Is Your Child’s Data Safe with Financial Institutions?

The financial services sector must do more to safeguard children’s personal data, the UK Information Commissioner’s Office (ICO) says, following an investigation of banking products aimed at minors.

The ICO’s investigation scrutinised how banks, building societies, and fintech firms handle data for under-18s using current accounts, savings products, and prepaid cards. While some good practices were noted, the review identified critical gaps in governance, transparency, and consent - particularly around marketing and age-appropriate privacy notices.

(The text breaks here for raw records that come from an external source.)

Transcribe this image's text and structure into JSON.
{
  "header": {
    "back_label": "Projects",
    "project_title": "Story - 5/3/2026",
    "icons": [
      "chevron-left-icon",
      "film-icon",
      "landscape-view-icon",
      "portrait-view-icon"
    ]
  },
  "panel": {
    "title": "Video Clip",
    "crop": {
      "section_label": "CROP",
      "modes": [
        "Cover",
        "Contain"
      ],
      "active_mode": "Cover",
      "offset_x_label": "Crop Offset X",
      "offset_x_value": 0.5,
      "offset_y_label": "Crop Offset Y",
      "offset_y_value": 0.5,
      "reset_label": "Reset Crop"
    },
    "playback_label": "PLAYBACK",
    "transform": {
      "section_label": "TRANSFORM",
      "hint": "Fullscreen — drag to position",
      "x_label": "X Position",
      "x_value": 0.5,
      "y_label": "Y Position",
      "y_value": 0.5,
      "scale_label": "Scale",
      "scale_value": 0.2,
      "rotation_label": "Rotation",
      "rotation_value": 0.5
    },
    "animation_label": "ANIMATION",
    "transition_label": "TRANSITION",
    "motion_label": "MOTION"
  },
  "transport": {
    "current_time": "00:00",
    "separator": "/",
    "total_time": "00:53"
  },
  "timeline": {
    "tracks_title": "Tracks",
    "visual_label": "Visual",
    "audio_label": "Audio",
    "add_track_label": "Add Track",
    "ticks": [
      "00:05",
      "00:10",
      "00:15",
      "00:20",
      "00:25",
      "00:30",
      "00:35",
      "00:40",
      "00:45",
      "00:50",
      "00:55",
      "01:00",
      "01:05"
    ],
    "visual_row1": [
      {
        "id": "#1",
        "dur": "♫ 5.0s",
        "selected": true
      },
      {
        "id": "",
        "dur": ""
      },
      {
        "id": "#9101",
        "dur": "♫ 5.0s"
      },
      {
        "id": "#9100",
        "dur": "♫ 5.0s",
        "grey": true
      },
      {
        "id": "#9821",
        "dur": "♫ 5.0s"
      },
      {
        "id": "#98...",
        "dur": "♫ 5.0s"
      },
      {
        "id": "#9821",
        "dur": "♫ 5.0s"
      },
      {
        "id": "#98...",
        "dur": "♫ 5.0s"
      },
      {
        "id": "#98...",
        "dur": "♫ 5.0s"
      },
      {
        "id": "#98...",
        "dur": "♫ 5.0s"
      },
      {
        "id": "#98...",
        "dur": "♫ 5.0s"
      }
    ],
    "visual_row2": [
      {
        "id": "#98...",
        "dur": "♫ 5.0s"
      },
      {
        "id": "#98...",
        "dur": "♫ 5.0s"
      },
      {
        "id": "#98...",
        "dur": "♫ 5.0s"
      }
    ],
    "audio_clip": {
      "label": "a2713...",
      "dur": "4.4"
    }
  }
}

‘Children’s data needs specific protection,’ says Ian Hulme, ICO Director of Regulatory Assurance. ‘They may be less aware of the risks when their information is processed.’ The report calls for:

- clearer distinctions between parental and child consent

- staff training on minors’ data rights

- dynamic privacy notices that take into account a child’s comprehension levels

These findings come amid growing scrutiny of how industries collect data from minors. Unlike the police’s controversial use of facial recognition - which the ICO recently cautioned must be "necessary and proportionate" - financial firms face fewer technological hurdles but greater ethical responsibilities. Their compliance is incredibly important.

What happens when financial institutions do not prioritise child safety? The stakes for non-compliance are substantial. Beyond the immediate risk of ICO enforcement actions - including potential fines of up to 4% of the global turnover for GDPR violations - there's significant reputational capital at play. In an era where data privacy concerns dominate headlines, mishandling children's information could erode customer trust that takes years to rebuild.